Sentiment de supériorité
Cette idée des guerres dépassées est, il faut le souligner, une manière de penser très eurocentrique. Les populations occidentales, particulièrement les populations européennes, ont créé à travers les années une distanciation mentale à la guerre et une perception selon laquelle un tel évènement n’est plus vraiment possible dans leurs sociétés.

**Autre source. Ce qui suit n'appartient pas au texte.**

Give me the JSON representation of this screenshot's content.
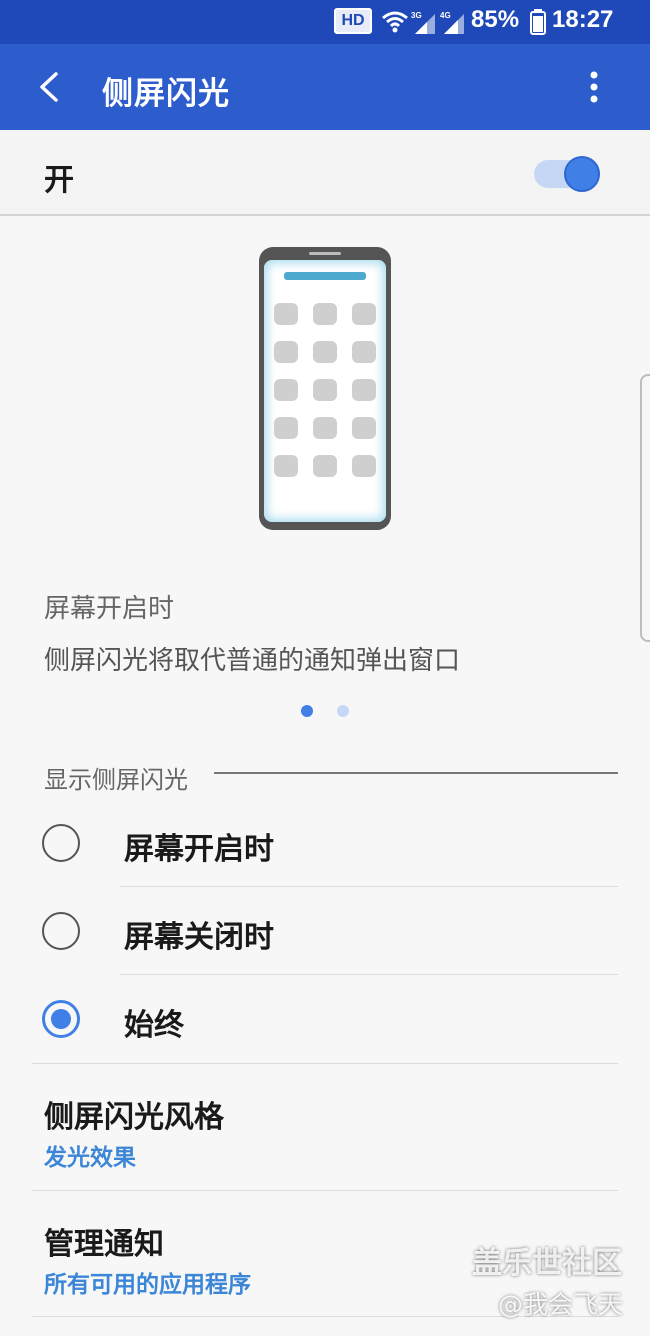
{
  "status_bar": {
    "hd_badge": "HD",
    "wifi_icon": "wifi-icon",
    "signal_3g_label": "3G",
    "signal_4g_label": "4G",
    "battery_percent": "85%",
    "battery_icon": "battery-icon",
    "time": "18:27",
    "color": "#1f49b8"
  },
  "app_bar": {
    "title": "侧屏闪光",
    "back_icon": "back-arrow-icon",
    "more_icon": "more-vert-icon",
    "color": "#2d5dcd"
  },
  "master_switch": {
    "label": "开",
    "state": "on",
    "accent": "#3f7fe6"
  },
  "preview": {
    "illustration": "phone-edge-lighting-illustration",
    "title": "屏幕开启时",
    "description": "侧屏闪光将取代普通的通知弹出窗口",
    "page_count": 2,
    "active_page": 1
  },
  "display_section": {
    "label": "显示侧屏闪光",
    "options": [
      {
        "label": "屏幕开启时",
        "selected": false
      },
      {
        "label": "屏幕关闭时",
        "selected": false
      },
      {
        "label": "始终",
        "selected": true
      }
    ]
  },
  "settings": [
    {
      "title": "侧屏闪光风格",
      "subtitle": "发光效果"
    },
    {
      "title": "管理通知",
      "subtitle": "所有可用的应用程序"
    }
  ],
  "watermark": {
    "site": "盖乐世社区",
    "user": "@我会飞天"
  }
}
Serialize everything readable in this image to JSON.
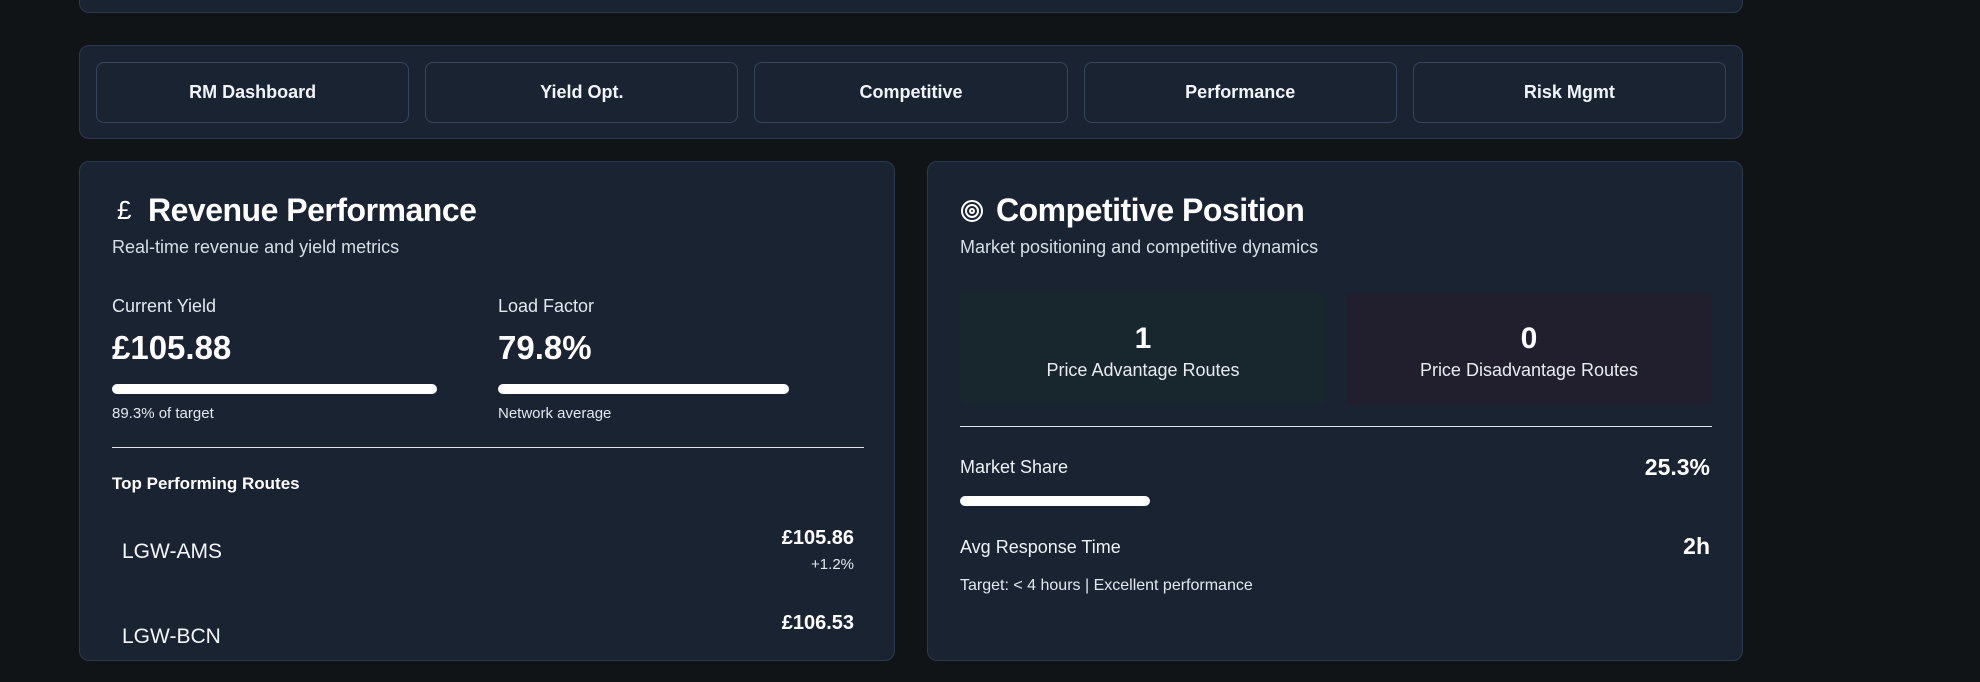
{
  "nav": {
    "tabs": [
      {
        "label": "RM Dashboard"
      },
      {
        "label": "Yield Opt."
      },
      {
        "label": "Competitive"
      },
      {
        "label": "Performance"
      },
      {
        "label": "Risk Mgmt"
      }
    ]
  },
  "revenue": {
    "icon": "pound-icon",
    "icon_glyph": "£",
    "title": "Revenue Performance",
    "subtitle": "Real-time revenue and yield metrics",
    "current_yield": {
      "label": "Current Yield",
      "value": "£105.88",
      "progress": 0.893,
      "note": "89.3% of target"
    },
    "load_factor": {
      "label": "Load Factor",
      "value": "79.8%",
      "progress": 0.798,
      "note": "Network average"
    },
    "top_routes_title": "Top Performing Routes",
    "routes": [
      {
        "name": "LGW-AMS",
        "value": "£105.86",
        "change": "+1.2%"
      },
      {
        "name": "LGW-BCN",
        "value": "£106.53",
        "change": ""
      }
    ]
  },
  "competitive": {
    "icon": "target-icon",
    "title": "Competitive Position",
    "subtitle": "Market positioning and competitive dynamics",
    "advantage": {
      "value": "1",
      "label": "Price Advantage Routes"
    },
    "disadvantage": {
      "value": "0",
      "label": "Price Disadvantage Routes"
    },
    "market_share": {
      "label": "Market Share",
      "value": "25.3%",
      "progress": 0.253
    },
    "response_time": {
      "label": "Avg Response Time",
      "value": "2h"
    },
    "target_note": "Target: < 4 hours | Excellent performance"
  },
  "colors": {
    "background": "#111417",
    "card": "#1a2332",
    "border": "#2c3a4d",
    "advantage_bg": "#18262e",
    "disadvantage_bg": "#211f2e",
    "bar": "#ffffff"
  }
}
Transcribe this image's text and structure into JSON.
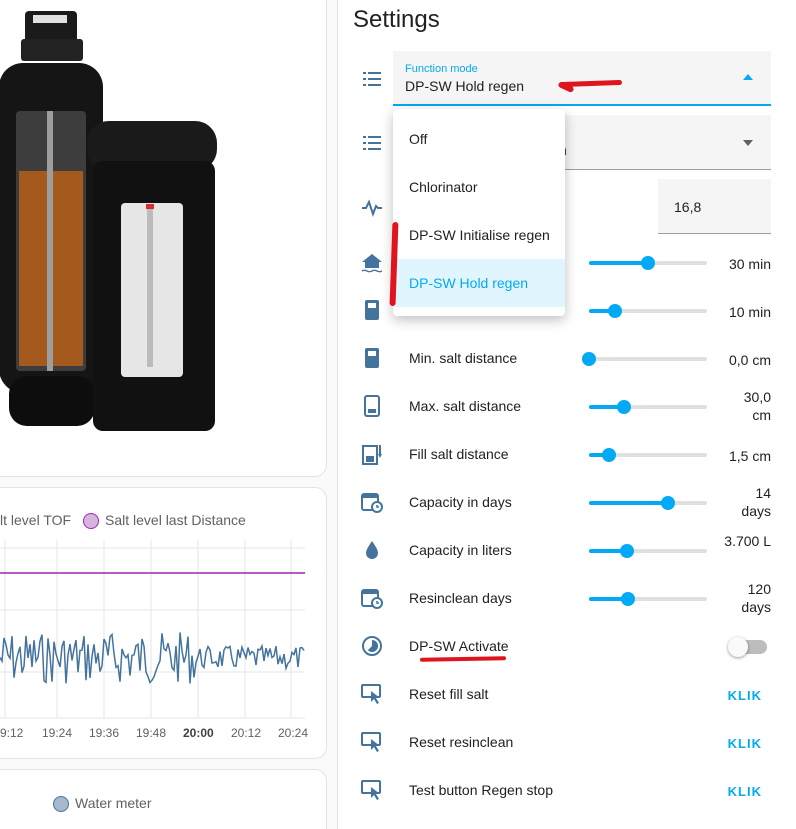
{
  "settings": {
    "title": "Settings",
    "function_mode": {
      "label": "Function mode",
      "value": "DP-SW Hold regen",
      "options": [
        "Off",
        "Chlorinator",
        "DP-SW Initialise regen",
        "DP-SW Hold regen"
      ],
      "selected_index": 3
    },
    "second_select_partial": "n",
    "number_input_value": "16,8",
    "rows": [
      {
        "id": "row-regen-1",
        "label": "",
        "value": "30 min",
        "fraction": 0.5
      },
      {
        "id": "row-regen-2",
        "label": "",
        "value": "10 min",
        "fraction": 0.22
      },
      {
        "id": "min-salt-distance",
        "label": "Min. salt distance",
        "value": "0,0 cm",
        "fraction": 0.0
      },
      {
        "id": "max-salt-distance",
        "label": "Max. salt distance",
        "value": "30,0 cm",
        "fraction": 0.3
      },
      {
        "id": "fill-salt-distance",
        "label": "Fill salt distance",
        "value": "1,5 cm",
        "fraction": 0.17
      },
      {
        "id": "capacity-days",
        "label": "Capacity in days",
        "value": "14 days",
        "fraction": 0.67
      },
      {
        "id": "capacity-liters",
        "label": "Capacity in liters",
        "value": "3.700 L",
        "fraction": 0.32
      },
      {
        "id": "resinclean-days",
        "label": "Resinclean days",
        "value": "120 days",
        "fraction": 0.33
      }
    ],
    "toggle": {
      "label": "DP-SW Activate",
      "on": false
    },
    "buttons": [
      {
        "label": "Reset fill salt",
        "action": "KLIK"
      },
      {
        "label": "Reset resinclean",
        "action": "KLIK"
      },
      {
        "label": "Test button Regen stop",
        "action": "KLIK"
      }
    ]
  },
  "chart": {
    "legend": [
      "lt level TOF",
      "Salt level last Distance"
    ],
    "x_ticks": [
      "9:12",
      "19:24",
      "19:36",
      "19:48",
      "20:00",
      "20:12",
      "20:24"
    ]
  },
  "water_meter": {
    "legend": "Water meter"
  },
  "colors": {
    "accent": "#03a9f4",
    "icon": "#44739e",
    "purple": "#9c27b0",
    "series": "#44739e",
    "annotation": "#e0141e"
  }
}
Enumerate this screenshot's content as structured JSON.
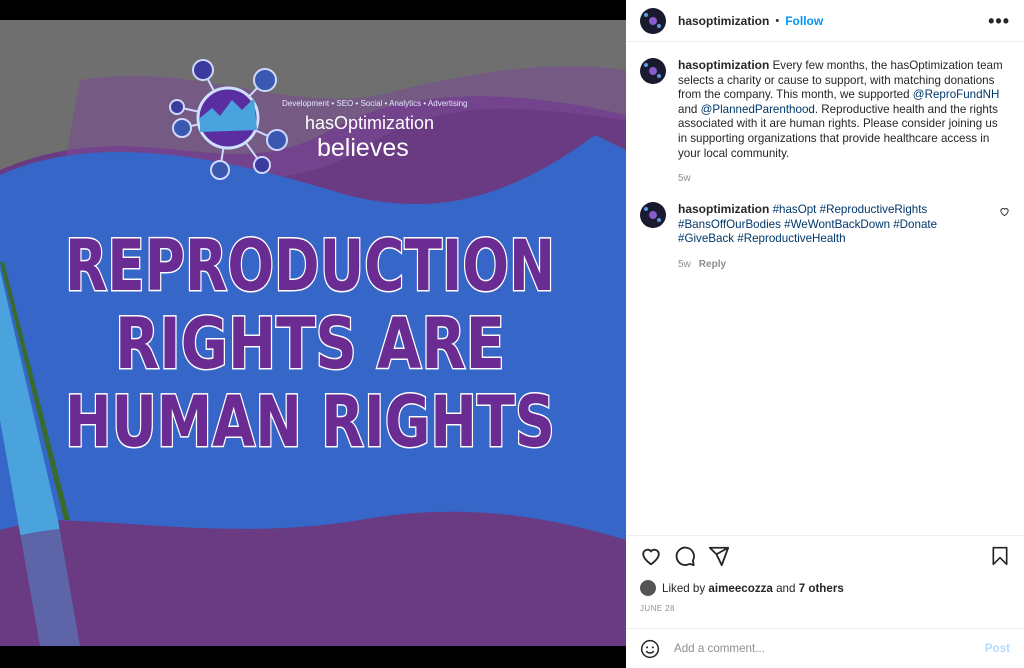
{
  "image": {
    "tagline": "Development • SEO • Social • Analytics • Advertising",
    "brand": "hasOptimization",
    "believes": "believes",
    "headline": [
      "REPRODUCTION",
      "RIGHTS ARE",
      "HUMAN RIGHTS"
    ],
    "colors": {
      "purple": "#6a3a83",
      "blue": "#3566c8",
      "grey": "#6f6f6f",
      "light_blue": "#4aa3dc",
      "green": "#3a6b2e"
    }
  },
  "header": {
    "username": "hasoptimization",
    "separator": "•",
    "follow_label": "Follow",
    "more_label": "•••"
  },
  "caption": {
    "username": "hasoptimization",
    "text_1": "Every few months, the hasOptimization team selects a charity or cause to support, with matching donations from the company. This month, we supported",
    "mention_1": "@ReproFundNH",
    "text_2": "and",
    "mention_2": "@PlannedParenthood",
    "text_3": ". Reproductive health and the rights associated with it are human rights. Please consider joining us in supporting organizations that provide healthcare access in your local community.",
    "time": "5w"
  },
  "comment": {
    "username": "hasoptimization",
    "hashtags": "#hasOpt #ReproductiveRights #BansOffOurBodies #WeWontBackDown #Donate #GiveBack #ReproductiveHealth",
    "time": "5w",
    "reply_label": "Reply"
  },
  "likes": {
    "prefix": "Liked by",
    "user": "aimeecozza",
    "and": "and",
    "others": "7 others"
  },
  "date": "JUNE 28",
  "add_comment": {
    "placeholder": "Add a comment...",
    "post_label": "Post"
  },
  "icons": [
    "heart-icon",
    "comment-icon",
    "share-icon",
    "bookmark-icon",
    "emoji-icon",
    "more-icon"
  ]
}
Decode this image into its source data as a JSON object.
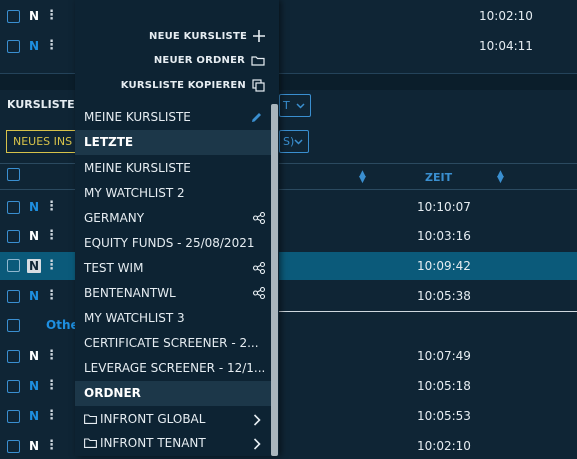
{
  "top_rows": [
    {
      "flag": "N",
      "time": "10:02:10"
    },
    {
      "flag": "N",
      "time": "10:04:11"
    }
  ],
  "panel": {
    "title": "KURSLISTE",
    "new_button_label": "NEUES INS",
    "dropdown_1_fragment": "T",
    "dropdown_2_fragment": "S)",
    "zeit_header": "ZEIT",
    "other_label": "Othe"
  },
  "rows": [
    {
      "flag": "N",
      "flag_style": "blue",
      "time": "10:10:07"
    },
    {
      "flag": "N",
      "flag_style": "white",
      "time": "10:03:16"
    },
    {
      "flag": "N",
      "flag_style": "boxed",
      "time": "10:09:42"
    },
    {
      "flag": "N",
      "flag_style": "blue",
      "time": "10:05:38"
    }
  ],
  "other_rows": [
    {
      "flag": "N",
      "flag_style": "white",
      "time": "10:07:49"
    },
    {
      "flag": "N",
      "flag_style": "blue",
      "time": "10:05:18"
    },
    {
      "flag": "N",
      "flag_style": "blue",
      "time": "10:05:53"
    },
    {
      "flag": "N",
      "flag_style": "white",
      "time": "10:02:10"
    }
  ],
  "menu": {
    "actions": {
      "new_list": "NEUE KURSLISTE",
      "new_folder": "NEUER ORDNER",
      "copy_list": "KURSLISTE KOPIEREN"
    },
    "current": "MEINE KURSLISTE",
    "recent_header": "LETZTE",
    "recent": [
      {
        "label": "MEINE KURSLISTE",
        "shared": false
      },
      {
        "label": "MY WATCHLIST 2",
        "shared": false
      },
      {
        "label": "GERMANY",
        "shared": true
      },
      {
        "label": "EQUITY FUNDS - 25/08/2021",
        "shared": false
      },
      {
        "label": "TEST WIM",
        "shared": true
      },
      {
        "label": "BENTENANTWL",
        "shared": true
      },
      {
        "label": "MY WATCHLIST 3",
        "shared": false
      },
      {
        "label": "CERTIFICATE SCREENER - 2...",
        "shared": false
      },
      {
        "label": "LEVERAGE SCREENER - 12/1...",
        "shared": false
      }
    ],
    "folders_header": "ORDNER",
    "folders": [
      "INFRONT GLOBAL",
      "INFRONT TENANT"
    ]
  },
  "colors": {
    "background": "#0f2535",
    "menu_bg": "#0d2333",
    "accent_blue": "#3a8fd0",
    "highlight_row": "#0b5a7a",
    "yellow": "#d6c24a"
  }
}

La guerre, même si on peut l’observer de temps en temps dans le journal et à la télévision, est devenue un événement lointain, souvent associé à la condition de pays dits «du tiers-monde». Même lorsque des États occidentaux participent activement à ces guerres lointaines ou les soutiennent, on ne s’imagine pas une seconde qu’un conflit puisse éclater «chez nous». Il est évident que la période de paix prolongée sur nos territoires est un facteur explicatif majeur dans cette manière de penser. Cependant, il est également pertinent de se questionner sur l'origine de cette perception.
Elle découlerait, entre autres, de notre histoire coloniale et d'un sentiment de supériorité sociétale que les pays occidentaux peuvent parfois entretenir vis-à-vis des problèmes du reste du monde.
Au-delà de tous les enjeux politiques, historiques, économiques et humains, l’invasion de l’Ukraine dévoile actuellement la conception très occidentale que beaucoup d’entre nous peuvent avoir vis-à-vis du concept de guerre. La guerre n’est pas un phénomène «impensable» ou «dépassé» dans un XXIe siècle «démocratique et civilisé».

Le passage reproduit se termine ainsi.